Big Trees, Kentucky Warblers, and Site Fidelity

La Reserva Natural Absoluta Cabo Blanco -- the Cabo Blanco Absolute Nature Reserve -- was Costa Rica's first national park.  The Reserve celebrated its 50th anniversary last year.  Before the land was preserved, the area was a hodgepodge of private farms and cattle ranches.  Now the 3,000 acres of forest protected at Cabo Blanco are a testament to the impressive speed at which tropical habitats can regenerate: its youth is masked by the presence of gloriously massive trees, including fast-growing giants such as Guanacaste (Enterolobium cyclocarpum) and Ceiba (the genus to which the mighty Kapok belongs).

This forest is the winter home of a number of neotropical migratory songbird species, which is the reason we find ourselves in this wonderful place.  Among them are several species whose numbers are apparently in acutely rapid decline, such as Kentucky Warbler, Worm-eating Warbler, Ovenbird, Wood Thrush, and Swainson's Thrush.  This week we captured all of these species except Ovenbird (although we did manage to capture one at Finca Pura Vida last week).  We also captured and banded two other neotropical migrant warblers: Chestnut-sided and Tennessee.

The most exciting capture of the week was a Kentucky Warbler, not only because of my personal annual sagas trying to spot them in New Jersey, or because they are threatened in the state, but because one of the Kentuckys banded late last year by my team at Cabo Blanco was just recaptured again on Monday, one year and eight days (and about two thousand miles) later.  It was an immature bird at the time of capture, meaning it celebrated its first birthday this past summer, after its first (hopefully successful) breeding season in North America.
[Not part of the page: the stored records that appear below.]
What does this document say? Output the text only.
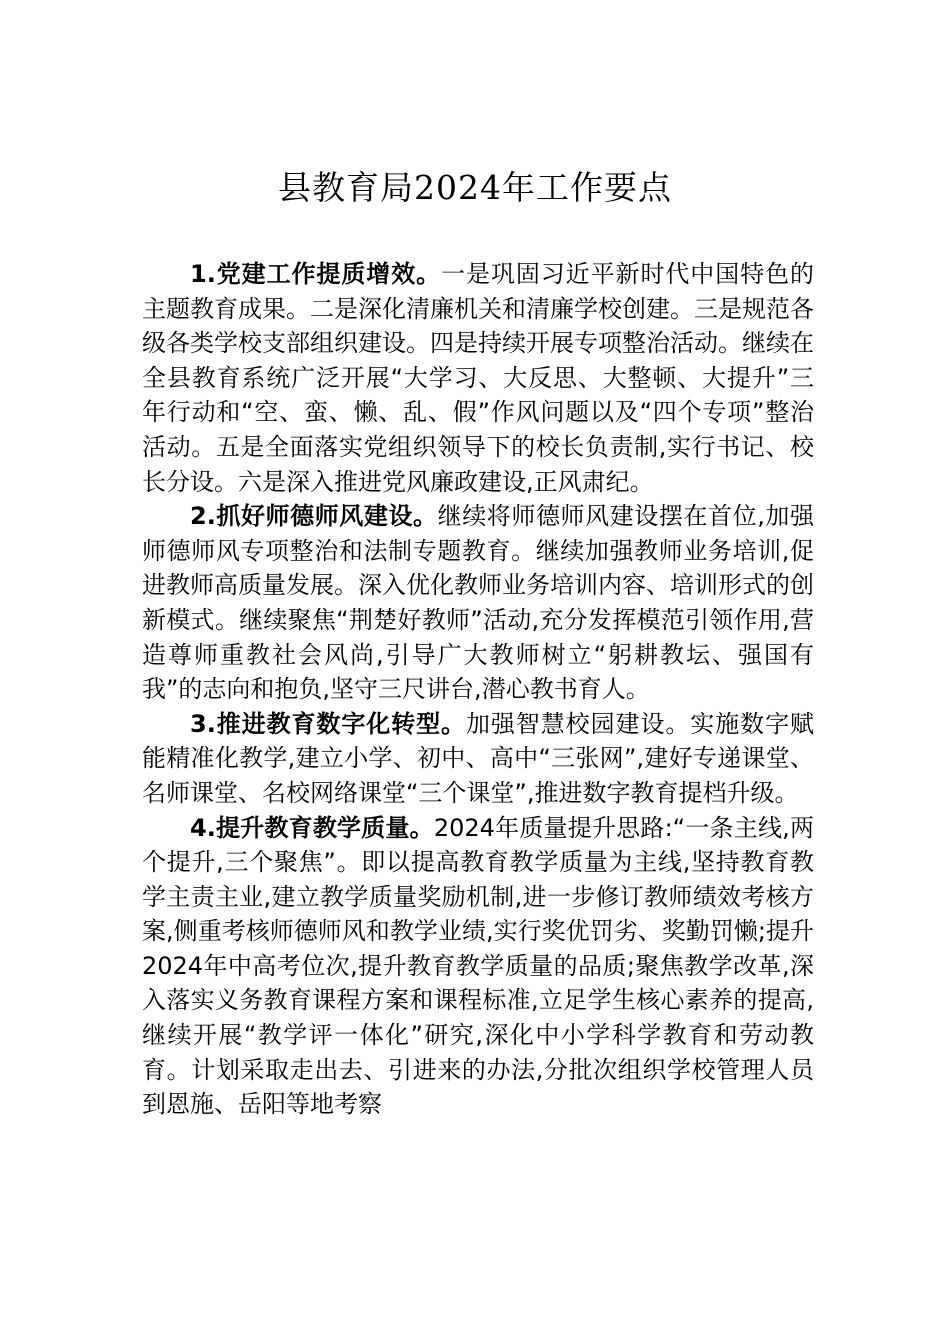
县教育局2024年工作要点

1.党建工作提质增效。一是巩固习近平新时代中国特色的主题教育成果。二是深化清廉机关和清廉学校创建。三是规范各级各类学校支部组织建设。四是持续开展专项整治活动。继续在全县教育系统广泛开展“大学习、大反思、大整顿、大提升”三年行动和“空、蛮、懒、乱、假”作风问题以及“四个专项”整治活动。五是全面落实党组织领导下的校长负责制,实行书记、校长分设。六是深入推进党风廉政建设,正风肃纪。

2.抓好师德师风建设。继续将师德师风建设摆在首位,加强师德师风专项整治和法制专题教育。继续加强教师业务培训,促进教师高质量发展。深入优化教师业务培训内容、培训形式的创新模式。继续聚焦“荆楚好教师”活动,充分发挥模范引领作用,营造尊师重教社会风尚,引导广大教师树立“躬耕教坛、强国有我”的志向和抱负,坚守三尺讲台,潜心教书育人。

3.推进教育数字化转型。加强智慧校园建设。实施数字赋能精准化教学,建立小学、初中、高中“三张网”,建好专递课堂、名师课堂、名校网络课堂“三个课堂”,推进数字教育提档升级。

4.提升教育教学质量。2024年质量提升思路:“一条主线,两个提升,三个聚焦”。即以提高教育教学质量为主线,坚持教育教学主责主业,建立教学质量奖励机制,进一步修订教师绩效考核方案,侧重考核师德师风和教学业绩,实行奖优罚劣、奖勤罚懒;提升2024年中高考位次,提升教育教学质量的品质;聚焦教学改革,深入落实义务教育课程方案和课程标准,立足学生核心素养的提高,继续开展“教学评一体化”研究,深化中小学科学教育和劳动教育。计划采取走出去、引进来的办法,分批次组织学校管理人员到恩施、岳阳等地考察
Fortunately I keep my photos organized well enough to have located a photo I took of this very bird during last year's research expedition:

Kentucky Warbler when it was originally banded on
December 14, 2013 (© Tyler Christensen)
Same individual as pictured above when it was recaptured
on December 22, 2014 (© Tyler Christensen)
Birds banded in a previous season and re-encountered in a later one are called between-season recaptures, and are not rare occurrences here (at this point about one in ten birds we capture was banded by the team in previous seasons), but we capture Kentuckeys infrequently enough that this was our first between-season recapture of this species.

Recaptures such as this demonstrate winter site fidelity, or the tendency of a bird to return to the same winter territory year after year.  Many of the migrants we capture are site faithful, and recapture rates among our most common migratory species from one year to the next are roughly 18% for Tennessee Warblers, 20% for Prothonotary Warblers, and a whopping 26% for our Northern Waterthrushes!

As several recent studies have shown, winter site fidelity and winter territoriality (which are related) are, in at least certain species, linked to habitat quality - higher-quality habitats often have repeat customers who stake territorial claims within them.

Evidently the forests of the Cabo Blanco nature reserve are agreeable to at least one Kentucky Warbler, who elected to return to spend another winter.  This group of bird banders happens to have made a similar assessment.

1 comment:

  1. incredible story-we lived next door to CB in Mal Pais for 20 years and were always amazed.